In de praktijk komt het regelmatig voor dat belastingplichtigen in bezwaar wensen te gaan tegen een opgelegde belastingaanslag. De inspecteur die over het bezwaar te oordelen heeft, beantwoordt als één van de eerste vragen of het bezwaar tijdig is ingediend. Een belastingplichtige dient binnen zes weken bezwaar te maken. De termijn van zes weken begint te lopen op de dag na de dag waarop de aanslag gedagtekend is dan wel zo veel later als de aanslag bekend is gemaakt.

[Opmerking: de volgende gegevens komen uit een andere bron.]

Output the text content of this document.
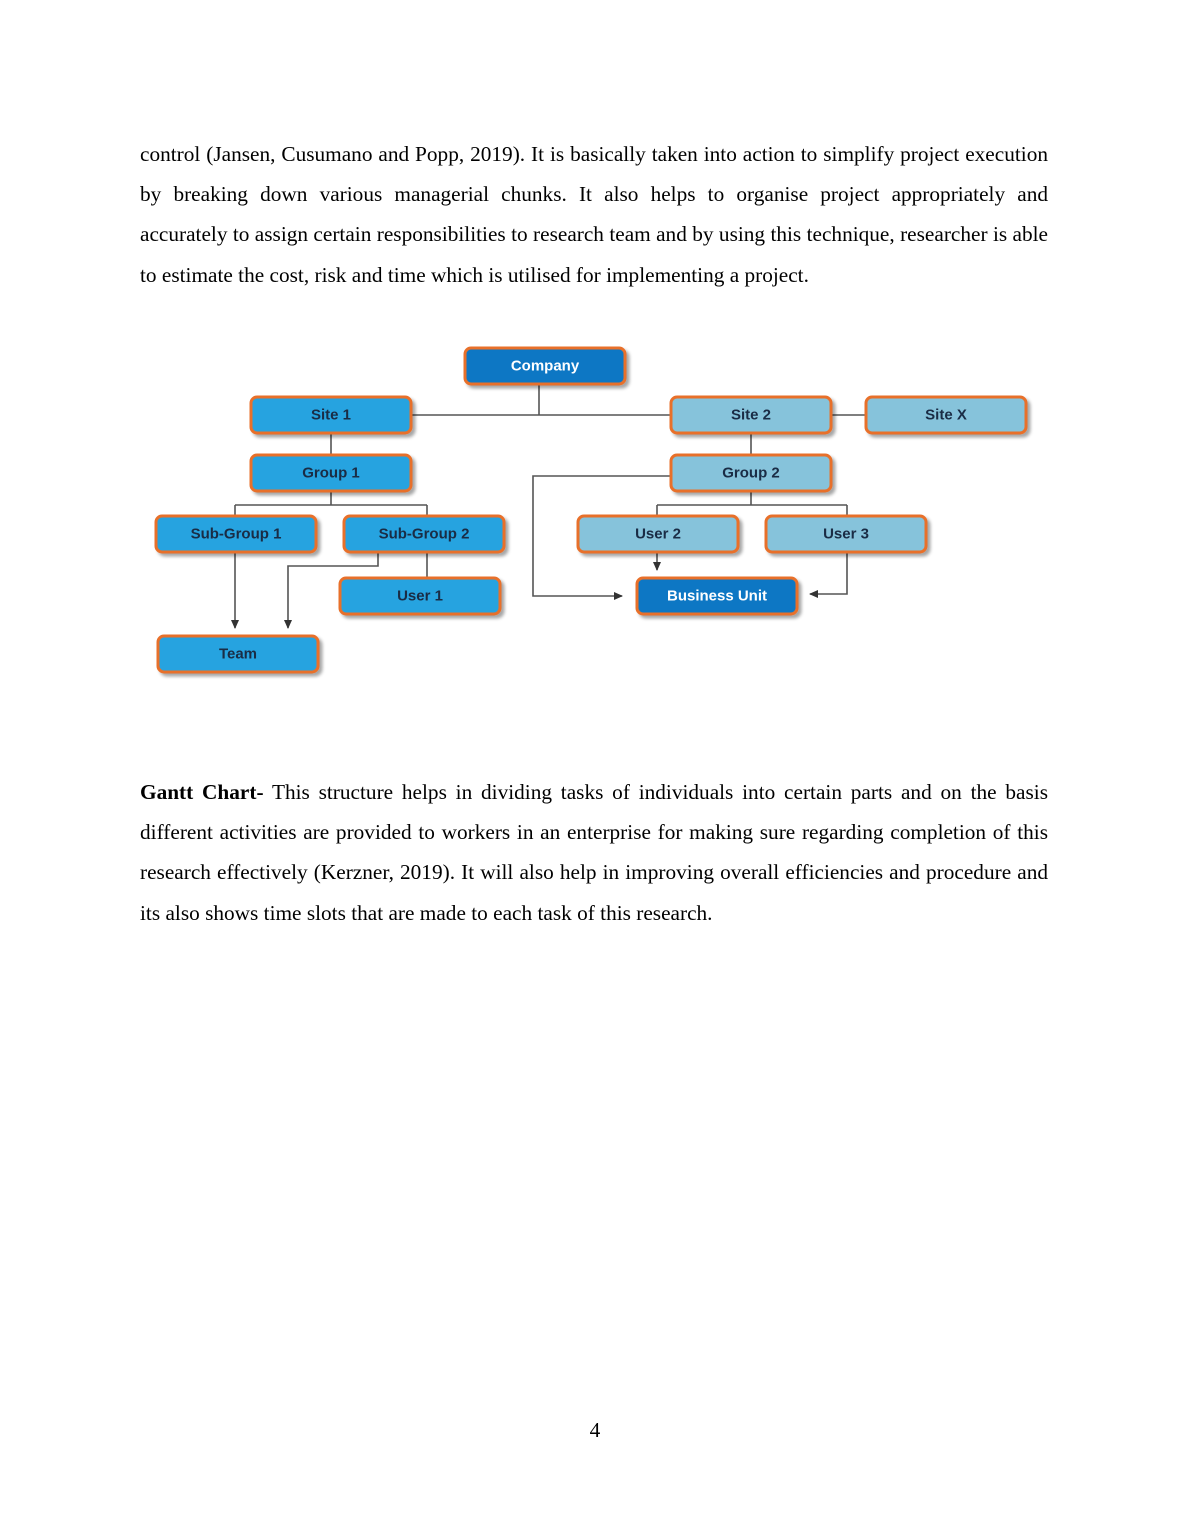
control (Jansen, Cusumano and Popp, 2019). It is basically taken into action to simplify project execution by breaking down various managerial chunks. It also helps to organise project appropriately and accurately to assign certain responsibilities to research team and by using this technique, researcher is able to estimate the cost, risk and time which is utilised for implementing a project.

Company
Site 1	Site 2	Site X
Group 1	Group 2
Sub-Group 1	Sub-Group 2	User 2	User 3
User 1	Business Unit
Team

Gantt Chart- This structure helps in dividing tasks of individuals into certain parts and on the basis different activities are provided to workers in an enterprise for making sure regarding completion of this research effectively (Kerzner, 2019). It will also help in improving overall efficiencies and procedure and its also shows time slots that are made to each task of this research.

4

Een belastingplichtige die te laat is met het indienen van een bezwaar kan de inspecteur verzoeken om de aanslag ambtshalve te verminderen. De inspecteur merkt in de praktijk een te laat ingediend bezwaar automatisch aan als verzoek om ambtshalve vermindering. Dit volgt ook uit het Besluit fiscaal bestuursrecht. De inspecteur voert een verzoek om ambtshalve vermindering normaliter uit als aan bepaalde voorwaarden wordt voldaan. De inspecteur wijst echter (gelet op §23 van het Besluit Fiscaal Bestuursrecht) een verzoek om ambtshalve vermindering af indien:
- De belastingplichtige niet de vereiste aangifte heeft gedaan;
- De belastingplichtige niet heeft voldaan aan een aantal wettelijke verplichtingen uit de AWR (onder andere informatie-, administratieplicht);
tenzij is gebleken dat en in hoeverre de belastingaanslag of de beschikking onjuist is.
Verder wijst de inspecteur een verzoek om ambtshalve vermindering af indien:
- De belastingplichtige er redelijkerwijs niet voor in aanmerking komt;
- Sprake is van nieuwe jurisprudentie of nieuw beleid;
- De belastingplichtige bij de aangifte of op een ander wettelijk voorgeschreven moment een verzoek had moeten doen of een keuze had moeten maken voor toepassing van een fiscale faciliteit en de aanslag inmiddels onherroepelijk vast is komen te staan;
- De inspecteur een wijze van verzoeken heeft voorgeschreven en het verzoek om vermindering of teruggaaf van belasting niet volgens die wijze is gedaan en de indiener dit verzuim niet binnen een door de inspecteur gestelde termijn heeft hersteld.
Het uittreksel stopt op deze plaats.